The Connor Hotel was a beaux arts style hotel at 324 Main Street in Joplin, Missouri, United States. Built between 1906 and 1908, the structure is best known nationally because of its unexpected collapse in 1978 which killed two men.

== Construction ==
The Connor Hotel was the brainchild of Thomas Connor, an early 20th century Joplin, Missouri millionaire. Before the Connor Hotel was built, Connor owned the Joplin Hotel. The Joplin had 3 stories and about 50 rooms. It sat where the Connor hotel would later be built.

Rumors went around that Connor would expand the Joplin Hotel. Instead, in 1906, Connor demolished the building to make a new hotel.
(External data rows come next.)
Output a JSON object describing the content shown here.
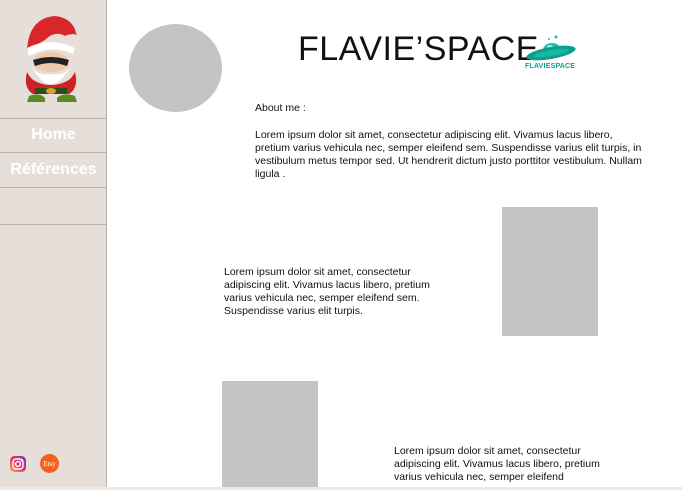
{
  "sidebar": {
    "nav": [
      {
        "label": "Home"
      },
      {
        "label": "Références"
      }
    ],
    "social": {
      "instagram_icon": "instagram-icon",
      "etsy_label": "Etsy"
    }
  },
  "header": {
    "title": "FLAVIE’SPACE",
    "logo_text": "FLAVIESPACE"
  },
  "about": {
    "label": "About me :",
    "text": "Lorem ipsum dolor sit amet, consectetur adipiscing elit. Vivamus lacus libero, pretium varius vehicula nec, semper eleifend sem. Suspendisse varius elit turpis, in vestibulum metus tempor sed. Ut hendrerit dictum justo porttitor vestibulum. Nullam ligula ."
  },
  "sections": [
    {
      "text": "Lorem ipsum dolor sit amet, consectetur adipiscing elit. Vivamus lacus libero, pretium varius vehicula nec, semper eleifend sem. Suspendisse varius elit turpis."
    },
    {
      "text": "Lorem ipsum dolor sit amet, consectetur adipiscing elit. Vivamus lacus libero, pretium varius vehicula nec, semper eleifend"
    }
  ],
  "colors": {
    "sidebar_bg": "#e6dfd9",
    "placeholder_gray": "#c4c4c4",
    "logo_teal": "#0a9f8b",
    "etsy_orange": "#f1641e"
  }
}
The new hotel's construction began immediately after demolition, and it was going to be called the Joplin Hotel, like its predecessor. However, in 1907, Connor died at the age of 60. When the new hotel opened in 1908 at a cost of $750,000, the new 9 story hotel was named the Connor Hotel, in his memory.

== History ==
The Connor Hotel officially opened Sunday, April 12, 1908, but had a soft opening a few days earlier. Throughout the years, the hotel featured restaurants, multiple dining rooms, a coffee shop, barber shop, beauty salon, billiards room, cigar shop, and a bar (until prohibition closed it in 1919). It even ended up having its own orchestra, newspaper, and entertainers. In 1915, an enclosed rooftop garden was added to the building. The structure was designed by local architect Austin Allen, who designed the nearby Newman Brothers Building and the Olivia Apartments.

A notable incident occurred in 1924 when 9 members of the Ku Klux Klan visited a fundraising banquet held at the hotel for the construction of a new hospital. The robed individuals emptied several bags containing $10,000 in currency, posed for a photograph, and abruptly left.

In 1928, a 9 story annex was built next to the Connor Hotel. The annex more than doubled the number of rooms in the Connor Hotel and came at a cost of $2.5 million. Along with providing extra rooms, the annex offered several more restaurants, a ballroom, and a bus depot. At its peak, the Connor Hotel welcomed 6,500 guests per month.

Following the Second World War, the Connor Hotel would go through several owners. Little was done to maintain and modernize the aging hotel. The Connor Hotel closed in 1969 due to several factors, such as urban sprawl, the decline of rail travel that the Connor heavily relied on, staggering maintenance costs, and high operating costs. The next year, most of the building's contents were auctioned off to pay back taxes owed on the building.

In 1971, the Connor was purchased by two local businessmen who had hopes to restore the building. Although the building was placed on the National Register of Historic Places in 1973, the condition and cost to renovate the building proved too high. Despite 3,214 signatures from citizens opposing the building's demolition, it was announced that the Connor Hotel would be demolished on November 12, 1978.

==Structural collapse==
On November 11, 1978, one day before its scheduled demolition, the 1908 portion of the hotel collapsed. The 1928 annex was still standing following the collapse. It is believed that it collapsed due to the weakening of structural columns during the demolition process. When the collapse occurred, 3 workers were inside. Two of the men, Thomas Oakes and Frederick Coe, did not survive. The third, Alfred Sommers, was rescued 82 hours after the collapse. The collapse made national news and is still considered one of the largest structural failures in the State of Missouri. Demolition on the surviving annex was ultimately completed three days later in order to repurpose the space for the new city library.